Politics, of course, soon gave way to revelry, with the anthemic “Rebels of the Sacred Heart” – another classic Flogging Molly construction, opening with King’s dirge of self-loathing and Regan’s tin whistle, and building quickly to a pounding Celtic rhythm. Next came the rowdiest tin whistle riff in all of punk rock introducing “Devil’s Dance Floor.” Likely the closest thing this band has had to what we might call “a hit,” the song drove a party that seemed already overflowing its brim to inconceivable new heights. Bodies in the crowd crashed and flew around the floor, as King pushed his band further and further. Flogging Molly’s members mostly take a back seat to King’s leadership, but they are nonetheless a powerfully tight seven-piece. Guitarist Dennis Casey in particular nimbly finds room for his rockabilly-infused Celtic punk stylings, while aggressively pounding his strings and jumping around the stage. Bob Schmidt – the rowdiest banjo player in all of punk rock – is another standout in his slacks, pressed white shirt, and bowling shoes, picking his banjo and mandolin with the speed and precision that often give the distinctive Irish sound to this most Irish of rock bands.
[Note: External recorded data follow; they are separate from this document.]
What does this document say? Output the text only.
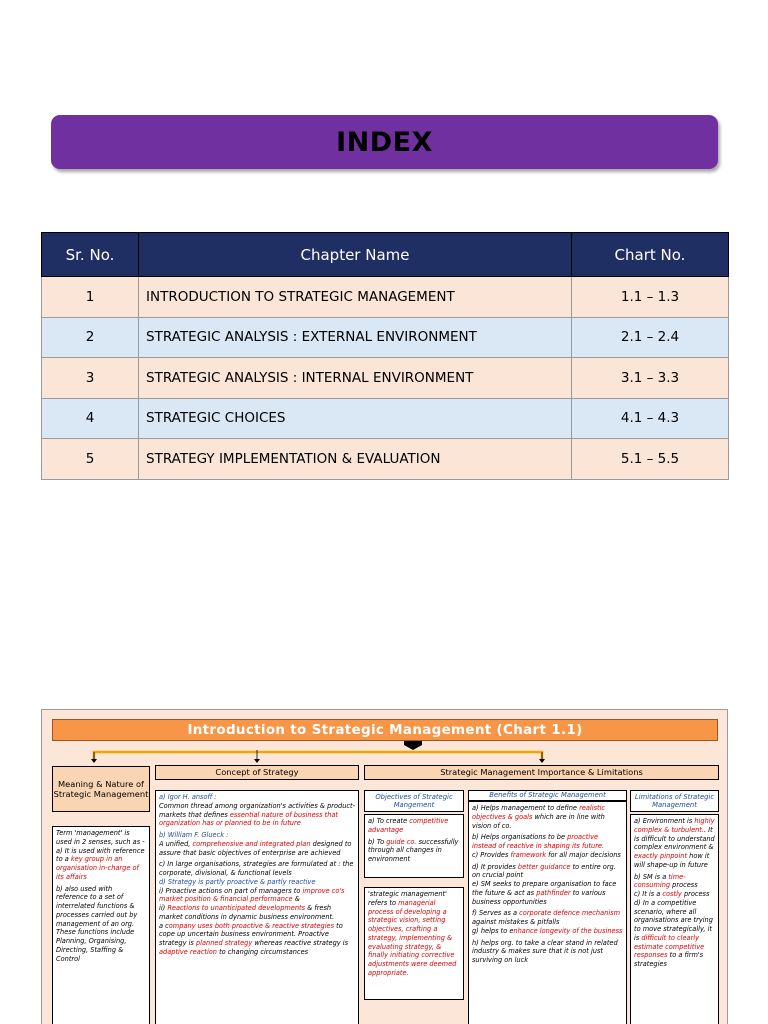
INDEX
Sr. No.	Chapter Name	Chart No.
1	INTRODUCTION TO STRATEGIC MANAGEMENT	1.1 – 1.3
2	STRATEGIC ANALYSIS : EXTERNAL ENVIRONMENT	2.1 – 2.4
3	STRATEGIC ANALYSIS : INTERNAL ENVIRONMENT	3.1 – 3.3
4	STRATEGIC CHOICES	4.1 – 4.3
5	STRATEGY IMPLEMENTATION & EVALUATION	5.1 – 5.5
Introduction to Strategic Management (Chart 1.1)
Meaning & Nature of Strategic Management
Concept of Strategy	Strategic Management Importance & Limitations
Term 'management' is used in 2 senses, such as -
a) It is used with reference to a key group in an organisation in-charge of its affairs
b) also used with reference to a set of interrelated functions & processes carried out by management of an org. These functions include Planning, Organising, Directing, Staffing & Control
a) Igor H. ansoff :
Common thread among organization's activities & product-markets that defines essential nature of business that organization has or planned to be in future
b) William F. Glueck :
A unified, comprehensive and integrated plan designed to assure that basic objectives of enterprise are achieved
c) In large organisations, strategies are formulated at : the corporate, divisional, & functional levels
d) Strategy is partly proactive & partly reactive
i) Proactive actions on part of managers to improve co's market position & financial performance &
ii) Reactions to unanticipated developments & fresh market conditions in dynamic business environment.
a company uses both proactive & reactive strategies to cope up uncertain business environment. Proactive strategy is planned strategy whereas reactive strategy is adaptive reaction to changing circumstances
Objectives of Strategic Mangement
a) To create competitive advantage
b) To guide co. successfully through all changes in environment
'strategic management' refers to managerial process of developing a strategic vision, setting objectives, crafting a strategy, implementing & evaluating strategy, & finally initiating corrective adjustments were deemed appropriate.
Benefits of Strategic Management
a) Helps management to define realistic objectives & goals which are in line with vision of co.
b) Helps organisations to be proactive instead of reactive in shaping its future.
c) Provides framework for all major decisions
d) It provides better guidance to entire org. on crucial point
e) SM seeks to prepare organisation to face the future & act as pathfinder to various business opportunities
f) Serves as a corporate defence mechanism against mistakes & pitfalls
g) helps to enhance longevity of the business
h) helps org. to take a clear stand in related industry & makes sure that it is not just surviving on luck
Limitations of Strategic Management
a) Environment is highly complex & turbulent.. It is difficult to understand complex environment & exactly pinpoint how it will shape-up in future
b) SM is a time-consuming process
c) It is a costly process
d) In a competitive scenario, where all organisations are trying to move strategically, it is difficult to clearly estimate competitive responses to a firm's strategies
The main set closed with a blistering run through the familiar and powerful “Salty Dog” and “What’s Left of the Flag,” and an encore of “Float” and “Seven Deadly Sins” offered no let down. A riotous and bruising punk rock show had come to an end, with a tired but elated audience, and a spent but beaming band, and something most unexpected followed: up came the house lights and through the PA came Monty Python’s “Always Look on the Bright Side of Life.” The band danced around playfully, soon to be joined on stage by Casey’s small children. Schmidt left the stage and shook every hand in the front row. King laughed and pranced as he had all night. This show thus progressed through rowdiness, anger, revelry, and drunkenness, to post-show lighthearted whimsy. It’s surely a model for the essence of this band’s greatness. Amid the “proxy life” with “all the agro, all the pain,” this is a band always attuned to the space for release. That’s not a space that forgets toil and struggle, but rather a space of necessary, if only temporary, escape and revelry. That’s the ethos that underlies their entire musical catalogue, and that’s the spirit that fueled a gloriously rowdy night of punk rock in Sayreville, New Jersey.